For $k$ a positive integer, denote by $f^{(k)}$ the function obtained by differentiating $f$ a total of $k$ times. The operation $f \mapsto f^{(k)}$ is a linear operator. We give two equivalent ways of stating this below.

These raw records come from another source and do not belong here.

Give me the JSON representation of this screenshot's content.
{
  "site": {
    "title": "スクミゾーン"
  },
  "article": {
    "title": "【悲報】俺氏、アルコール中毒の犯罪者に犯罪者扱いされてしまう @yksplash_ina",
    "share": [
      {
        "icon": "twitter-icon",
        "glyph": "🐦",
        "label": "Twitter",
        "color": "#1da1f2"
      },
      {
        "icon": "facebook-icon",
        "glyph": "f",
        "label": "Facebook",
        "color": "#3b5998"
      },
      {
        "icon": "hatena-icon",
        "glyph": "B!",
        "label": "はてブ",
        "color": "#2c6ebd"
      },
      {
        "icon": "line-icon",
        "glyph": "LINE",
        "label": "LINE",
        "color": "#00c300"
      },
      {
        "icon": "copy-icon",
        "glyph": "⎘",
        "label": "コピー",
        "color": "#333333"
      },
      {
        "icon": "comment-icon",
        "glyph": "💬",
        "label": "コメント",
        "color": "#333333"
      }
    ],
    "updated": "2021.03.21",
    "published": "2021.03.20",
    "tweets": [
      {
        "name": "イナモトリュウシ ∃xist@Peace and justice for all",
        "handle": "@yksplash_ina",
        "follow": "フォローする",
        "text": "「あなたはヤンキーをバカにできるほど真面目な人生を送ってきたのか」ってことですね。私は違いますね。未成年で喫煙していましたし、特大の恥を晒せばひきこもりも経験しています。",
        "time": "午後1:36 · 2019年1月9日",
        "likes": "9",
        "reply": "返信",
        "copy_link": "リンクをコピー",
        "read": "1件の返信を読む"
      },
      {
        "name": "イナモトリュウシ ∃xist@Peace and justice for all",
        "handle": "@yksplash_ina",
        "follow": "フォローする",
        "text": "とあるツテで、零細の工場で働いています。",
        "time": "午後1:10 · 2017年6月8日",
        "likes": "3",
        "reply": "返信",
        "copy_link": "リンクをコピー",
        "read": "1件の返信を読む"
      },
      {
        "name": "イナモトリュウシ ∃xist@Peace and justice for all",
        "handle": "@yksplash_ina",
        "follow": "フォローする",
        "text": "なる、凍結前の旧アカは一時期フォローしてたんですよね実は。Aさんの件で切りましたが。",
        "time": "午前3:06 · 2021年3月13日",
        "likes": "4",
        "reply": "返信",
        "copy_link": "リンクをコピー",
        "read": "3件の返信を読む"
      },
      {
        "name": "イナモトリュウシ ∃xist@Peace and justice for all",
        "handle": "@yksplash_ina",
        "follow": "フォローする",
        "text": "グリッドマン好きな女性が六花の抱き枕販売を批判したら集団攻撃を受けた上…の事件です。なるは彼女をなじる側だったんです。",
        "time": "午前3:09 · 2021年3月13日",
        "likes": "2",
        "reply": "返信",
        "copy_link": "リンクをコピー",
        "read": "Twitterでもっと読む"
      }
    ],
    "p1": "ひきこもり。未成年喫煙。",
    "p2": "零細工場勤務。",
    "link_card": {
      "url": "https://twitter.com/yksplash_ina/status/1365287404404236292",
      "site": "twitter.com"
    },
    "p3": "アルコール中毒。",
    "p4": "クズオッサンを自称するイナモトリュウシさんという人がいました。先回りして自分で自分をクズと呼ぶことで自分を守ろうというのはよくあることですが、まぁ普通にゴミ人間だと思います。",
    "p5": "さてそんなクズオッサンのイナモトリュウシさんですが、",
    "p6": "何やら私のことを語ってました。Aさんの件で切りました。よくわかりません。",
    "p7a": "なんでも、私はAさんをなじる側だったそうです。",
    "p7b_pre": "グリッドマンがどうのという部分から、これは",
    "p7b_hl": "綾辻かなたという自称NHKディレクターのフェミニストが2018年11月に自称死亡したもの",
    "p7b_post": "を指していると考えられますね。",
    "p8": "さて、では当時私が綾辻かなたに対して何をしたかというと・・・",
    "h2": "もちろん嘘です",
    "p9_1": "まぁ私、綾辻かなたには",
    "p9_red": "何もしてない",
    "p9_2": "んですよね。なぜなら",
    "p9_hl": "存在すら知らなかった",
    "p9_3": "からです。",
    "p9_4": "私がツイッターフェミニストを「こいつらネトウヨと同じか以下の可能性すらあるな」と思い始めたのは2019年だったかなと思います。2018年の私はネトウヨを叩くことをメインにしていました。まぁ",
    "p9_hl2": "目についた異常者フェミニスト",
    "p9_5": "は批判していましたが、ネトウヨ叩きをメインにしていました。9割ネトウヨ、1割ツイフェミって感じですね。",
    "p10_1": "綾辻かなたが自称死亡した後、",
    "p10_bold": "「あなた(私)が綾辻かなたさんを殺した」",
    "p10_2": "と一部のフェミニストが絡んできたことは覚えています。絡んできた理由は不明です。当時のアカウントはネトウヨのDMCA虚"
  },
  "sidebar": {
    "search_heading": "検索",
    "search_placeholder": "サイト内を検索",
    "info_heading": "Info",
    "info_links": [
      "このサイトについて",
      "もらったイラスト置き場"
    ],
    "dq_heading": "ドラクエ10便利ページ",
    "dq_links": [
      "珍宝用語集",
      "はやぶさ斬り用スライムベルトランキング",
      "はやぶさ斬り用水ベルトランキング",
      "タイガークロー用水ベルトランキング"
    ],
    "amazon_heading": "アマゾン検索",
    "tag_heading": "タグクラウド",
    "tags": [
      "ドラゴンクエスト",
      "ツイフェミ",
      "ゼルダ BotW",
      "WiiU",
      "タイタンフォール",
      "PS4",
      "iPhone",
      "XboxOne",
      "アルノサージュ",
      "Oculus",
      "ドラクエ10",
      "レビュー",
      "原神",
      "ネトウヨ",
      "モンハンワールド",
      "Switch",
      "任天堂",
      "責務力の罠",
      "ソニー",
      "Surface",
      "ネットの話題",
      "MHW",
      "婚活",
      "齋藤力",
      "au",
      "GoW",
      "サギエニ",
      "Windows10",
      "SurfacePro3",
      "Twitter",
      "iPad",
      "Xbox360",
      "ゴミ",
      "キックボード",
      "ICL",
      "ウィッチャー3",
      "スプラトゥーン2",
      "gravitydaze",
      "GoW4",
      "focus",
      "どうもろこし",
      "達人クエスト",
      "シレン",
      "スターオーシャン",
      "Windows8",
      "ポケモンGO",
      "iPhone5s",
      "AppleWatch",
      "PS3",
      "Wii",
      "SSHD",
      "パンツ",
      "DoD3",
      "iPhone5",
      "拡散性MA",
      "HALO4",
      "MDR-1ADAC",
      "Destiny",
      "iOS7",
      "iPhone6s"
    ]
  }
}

In terms of additivity and pulling out scalars

The following are true:

• Repeated differentiation is additive, or $k^{th}$ derivative of sum is sum of derivatives: If $f$ and $g$ are functions that are both differentiable at $x = x_0$, we have:

$\frac{d^k}{dx^k}[f(x) + g(x)]_{x = x_0} = f^{(k)}(x_0) + g^{(k)}(x_0)$

or equivalently:

$(f + g)^{(k)}(x_0) = f^{(k)}(x_0) + g^{(k)}(x_0)$

In point-free notation:

$(f + g)^{(k)} = f^{(k)} + g^{(k)}$

• Constants (also called scalars) can be pulled out of differentiations: If $f$ is differentiable at $x = x_0$ and $\lambda$ is a real number, then:

$\frac{d^k}{dx^k}[\lambda f(x)]|_{x = x_0} = \lambda f^{(k)}(x_0)$

In terms of generalized linearity

Suppose $f_1, f_2, \dots, f_n$ are functions that are all differentiable at a point $x_0$ and $a_1, a_2, \dots, a_n$ are real numbers. Then:

$\frac{d^k}{dx^k}[a_1f_1(x) + a_2f_2(x) + \dots + a_nf_n(x)]|_{x = x_0} = a_1f_1^{(k)}(x_0) + a_2f_2^{(k)}(x_0) + \dots + a_nf_n^{(k)}(x_0)$